2.   Grundsätze einer Schuldensanierung

Die Sanierung bezweckt einen Interessenausgleich zwischen den Hilfesuchenden und ihren Gläubigern. Er erfolgt dadurch, dass die das soziale Existenzminimum übersteigenden Einkünfte der Klientin bzw. des Klienten für eine bestimmte Zeit den Gläubigern zur Verfügung gestellt werden und diese dafür eine Stundung mit Ratenzahlungen bzw. einen Teilerlass gewähren.

Um eher zu einem Teilerlass zu gelangen, kann vereinbart werden, dass die Sanierungs­stelle den Gläubigern den Restbetrag gleich ausrichtet. In der Folge zahlt die Klientin bzw. der Klient diese Summe ratenweise an die Sanierungsstelle zurück.
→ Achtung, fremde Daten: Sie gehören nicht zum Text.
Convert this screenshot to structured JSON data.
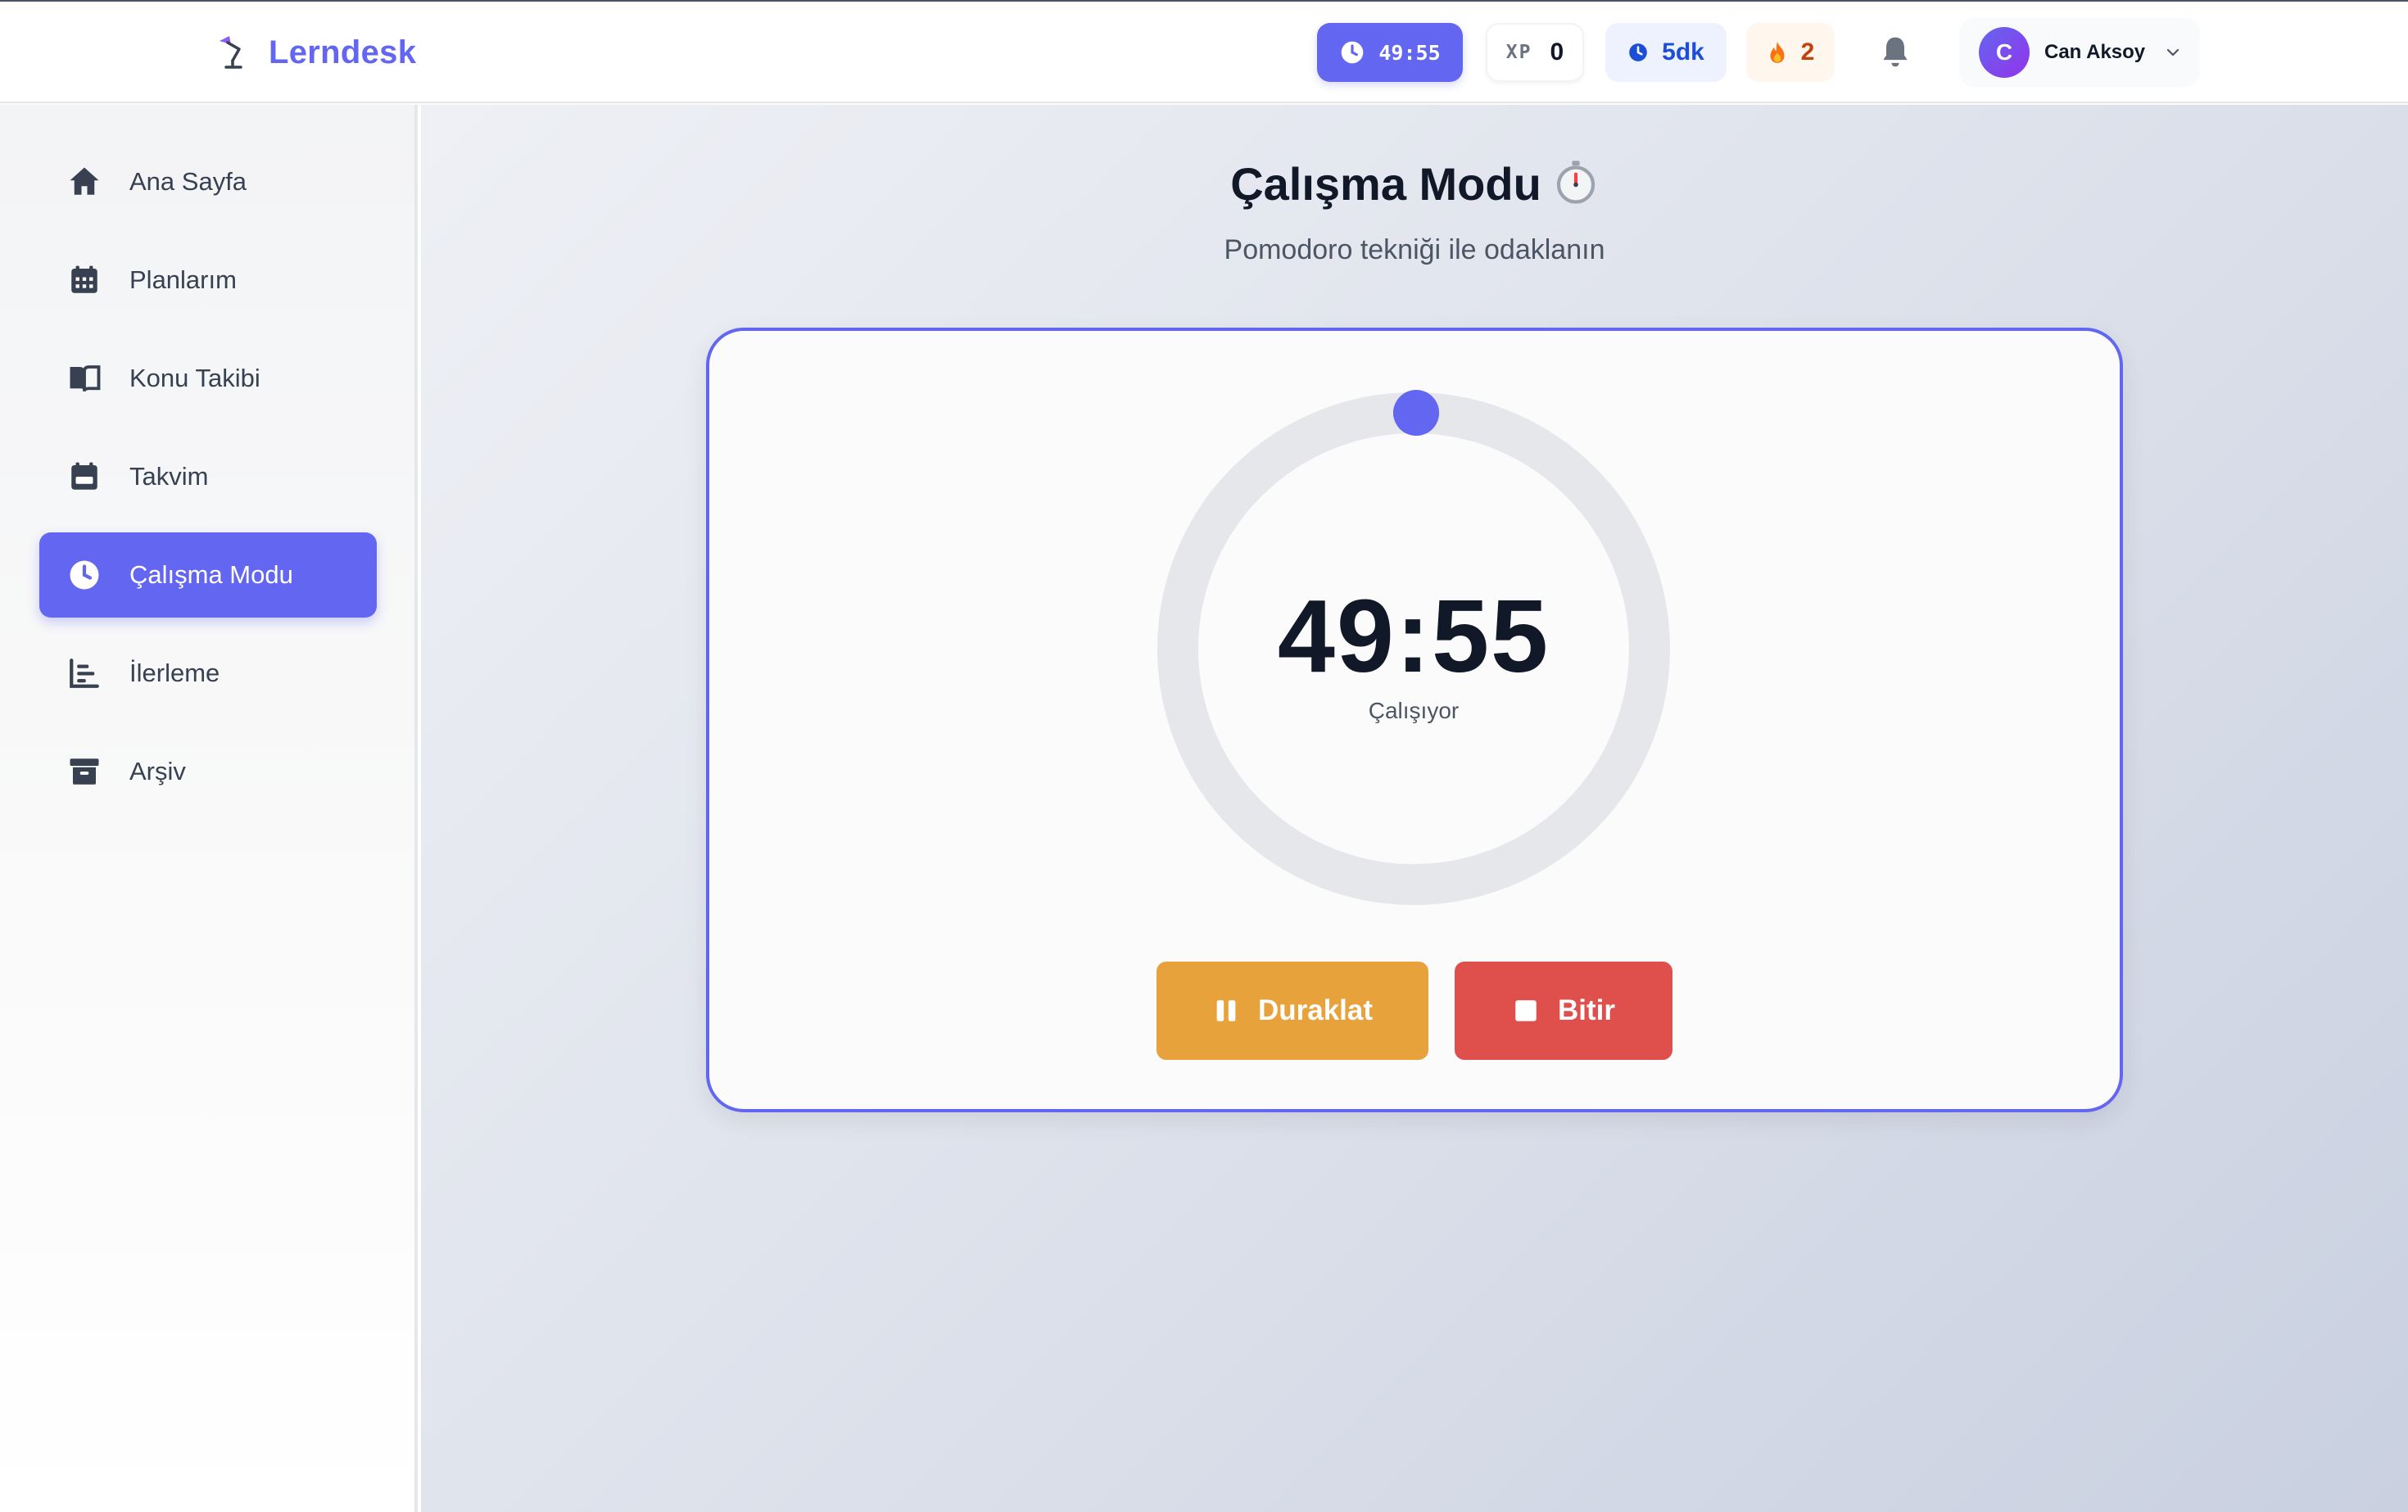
{
  "header": {
    "brand": "Lerndesk",
    "timer_pill": "49:55",
    "xp_label": "XP",
    "xp_value": "0",
    "minutes_pill": "5dk",
    "streak_value": "2",
    "user_initial": "C",
    "user_name": "Can Aksoy"
  },
  "sidebar": {
    "items": [
      {
        "label": "Ana Sayfa",
        "icon": "home-icon"
      },
      {
        "label": "Planlarım",
        "icon": "calendar-grid-icon"
      },
      {
        "label": "Konu Takibi",
        "icon": "book-icon"
      },
      {
        "label": "Takvim",
        "icon": "calendar-icon"
      },
      {
        "label": "Çalışma Modu",
        "icon": "clock-icon",
        "active": true
      },
      {
        "label": "İlerleme",
        "icon": "chart-icon"
      },
      {
        "label": "Arşiv",
        "icon": "archive-icon"
      }
    ]
  },
  "main": {
    "title": "Çalışma Modu",
    "subtitle": "Pomodoro tekniği ile odaklanın",
    "timer": {
      "time": "49:55",
      "state": "Çalışıyor",
      "progress": 0.0017
    },
    "buttons": {
      "pause_label": "Duraklat",
      "stop_label": "Bitir"
    }
  },
  "colors": {
    "accent": "#6366f1",
    "pause": "#e8a23b",
    "stop": "#df4f4b"
  }
}
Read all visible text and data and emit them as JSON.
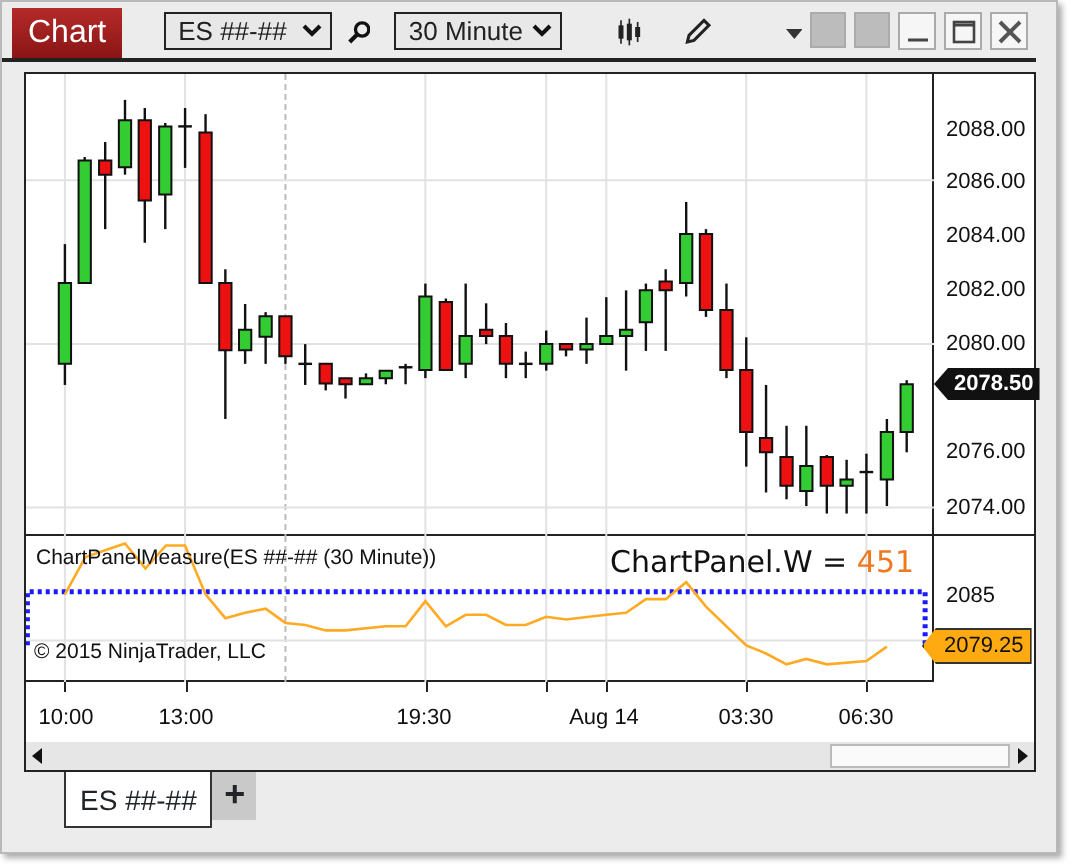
{
  "title_tab": "Chart",
  "instrument": {
    "value": "ES ##-##"
  },
  "interval": {
    "value": "30 Minute"
  },
  "price_axis": {
    "labels": [
      "2088.00",
      "2086.00",
      "2084.00",
      "2082.00",
      "2080.00",
      "2076.00",
      "2074.00"
    ],
    "last_price": "2078.50"
  },
  "indicator_panel": {
    "title": "ChartPanelMeasure(ES ##-## (30 Minute))",
    "measure_label": "ChartPanel.W =",
    "measure_value": "451",
    "axis_label": "2085",
    "last_value": "2079.25",
    "copyright": "© 2015 NinjaTrader, LLC"
  },
  "time_axis": {
    "labels": [
      "10:00",
      "13:00",
      "19:30",
      "Aug 14",
      "03:30",
      "06:30"
    ]
  },
  "tabs": [
    {
      "label": "ES ##-##",
      "selected": true
    }
  ],
  "add_tab": "+"
}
Ohne aktive Mitwirkung der überschuldeten Personen ist keine Sanierung möglich. Alle Verfahren, die zur Tilgung der Schulden führen, verlangen ein hohes Mass an Disziplin und Durchhaltewillen, da man sich während der Dauer der Sanierung mit dem sozialen Existenz­minimum begnügen muss. Vor allem haben sich überschuldete Personen daran zu gewöhnen, mit beschränkten Mitteln auszukommen und mit der Notwendigkeit eines entsprechenden Konsumverzichts umzugehen.

3.   Organe zur Durchführung von Beratungen und Sanierungen

Bei erheblich bzw. gegenüber mehreren Gläubigern verschuldeten Hilfesuchenden ist eine Schuldensanierung eine sehr anspruchsvolle und zeitaufwendige Beratungs- und Betreuungsaufgabe. Sie verlangt ein grosses Fachwissen und entsprechende Erfahrung. Wenn eine spezialisierte Hilfe nötig ist, sollte die Klientin bzw. der Klient an die dafür zuständigen Institutionen verwiesen werden (vgl. Art. 23 Abs. 3 lit. b) SHEG).

Für die Klientinnen und Klienten steht die Fachstelle für Schuldenfragen im Kanton Schaffhausen zur Verfügung. Diese betreut nicht nur überschuldete Personen, sondern berät auch Behördenmitglieder und Sozialtätige. Dabei handelt es sich um einen gemeinnützigen Verein, welcher insbesondere vom Kanton und den Landeskirchen unterstützt wird. Darüber hinaus besteht mit dem Departement des Innern ein Leistungsvertrag.

4.   Formen der Entschuldung

4.1.   Abzahlungsvereinbarung mit den Gläubigern

Mit den Gläubigern werden monatliche Raten zur Tilgung der Schuld vereinbart. In der Abzahlungsvereinbarung werden die Ratenhöhe, die Zahlungsdauer und ein allfälliger Verzicht auf Verzugszinsen festgelegt. Die Sanierung mittels Ratenzahlung ist dann sinnvoll, wenn die monatliche Quote, die zur Verfügung steht, so hoch ist, dass die Schuld in absehbarer Zeit (innert drei bis vier Jahren) zurückbezahlt werden kann.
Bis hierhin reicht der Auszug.